La hepatitis C curable es una infección que puede eliminar el virus en más del 95% de los casos cuando se aplica el tratamiento correcto, según advierten especialistas de Mass General Brigham en el marco del Día Mundial contra la Hepatitis (28 de julio). Miles de personas en República Dominicana y el mundo viven con hepatitis C curable sin saberlo, lo que retrasa el diagnóstico y aumenta drásticamente el riesgo de desarrollar cirrosis y cáncer hepático.
¿Por qué la hepatitis C curable es tan silenciosa?
La infección por el virus de la hepatitis C (VHC) suele ser asintomática durante años. Muchos pacientes no presentan síntomas hasta que la enfermedad ha causado daño hepático irreversible. Esto convierte a la hepatitis C curable en un desafío de salud pública: sin pruebas de.screening, la mayoría de los casos se detectan demasiado tarde.
Factores de riesgo principales
- Compartir objetos para inyectar drogas
- Uso de artículos personales contaminados (cepillos de dientes, cortaúñas)

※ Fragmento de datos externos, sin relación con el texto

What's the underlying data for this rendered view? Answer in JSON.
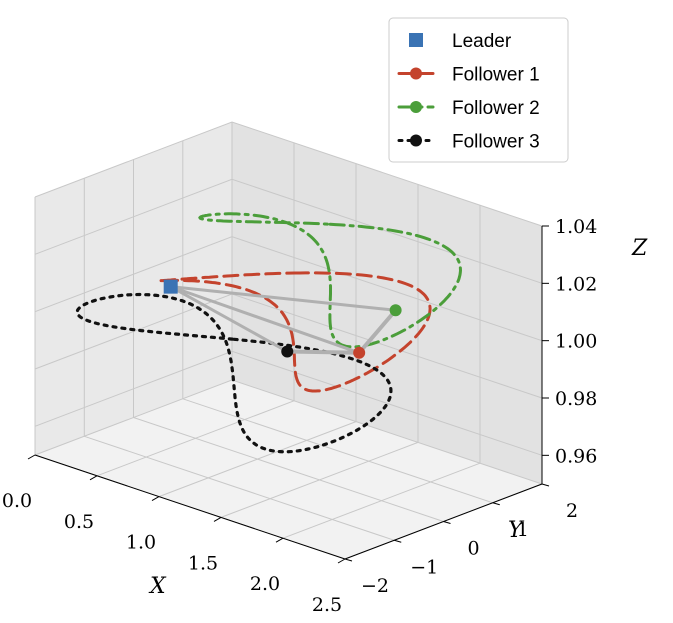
{
  "chart_data": {
    "type": "line3d",
    "title": "",
    "xlabel": "X",
    "ylabel": "Y",
    "zlabel": "Z",
    "xlim": [
      0.0,
      2.5
    ],
    "ylim": [
      -2,
      2
    ],
    "zlim": [
      0.95,
      1.04
    ],
    "x_ticks": [
      "0.0",
      "0.5",
      "1.0",
      "1.5",
      "2.0",
      "2.5"
    ],
    "y_ticks": [
      "−2",
      "−1",
      "0",
      "1",
      "2"
    ],
    "z_ticks": [
      "0.96",
      "0.98",
      "1.00",
      "1.02",
      "1.04"
    ],
    "grid": true,
    "legend_position": "top-right",
    "series": [
      {
        "name": "Leader",
        "color": "#3a73b4",
        "line": "none",
        "marker": "square",
        "current": {
          "x": 0.3,
          "y": 0.0,
          "z": 1.0
        }
      },
      {
        "name": "Follower 1",
        "color": "#c4432d",
        "line": "dashed",
        "marker": "circle",
        "current": {
          "x": 1.53,
          "y": 0.73,
          "z": 0.99
        }
      },
      {
        "name": "Follower 2",
        "color": "#4b9e3a",
        "line": "dashdot",
        "marker": "circle",
        "current": {
          "x": 1.53,
          "y": 1.47,
          "z": 1.0
        }
      },
      {
        "name": "Follower 3",
        "color": "#111111",
        "line": "dotted",
        "marker": "circle",
        "current": {
          "x": 1.53,
          "y": -0.73,
          "z": 1.0
        }
      }
    ]
  }
}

- Sexo sin protección con personas infectadas
- Transfusiones de sangre antes de 1992
Tratamiento moderno: la hepatitis C curable en 12 a 24 semanas
Los nuevos antivíricos de acción directa (AAD) pangenotípicos permiten curar la hepatitis C curable en tratamientos breves de 12 a 24 semanas, según la Organización Mundial de la Salud (OMS). Estos medicamentos orales tienen pocos efectos secundarios y son eficaces contra todos los genotipos del virus.
Tasas de éxito comprobadas
Estudios internacionales confirman que la hepatitis C curable tiene tasas de respuesta viral sostenida (RVS) superiores al 95%, con más del 99% de los pacientes que permanecen negativos al ARN del VHC años después del tratamiento. La combinación de daclatasvir y sofosbuvir, por ejemplo, alcanza una eficacia de curación de 90-95% para todos los genotipos.
Prevención y diagnóstico: claves para aprovechar la hepatitis C curable
La OMS recomienda que todas las personas se hagan la prueba de hepatitis C al menos una vez en la vida. El diagnóstico temprano es fundamental para garantizar que la hepatitis C curable se trata antes de que progrese a complicaciones graves.
En conclusión, la hepatitis C curable representa uno de los avances más importantes en salud hepática moderna. Con acceso universal a tratamiento, la infección puede eliminarse completamente, pero la falta de screening mantiene en riesgo miles de personas que viven sin saber que tienen el virus.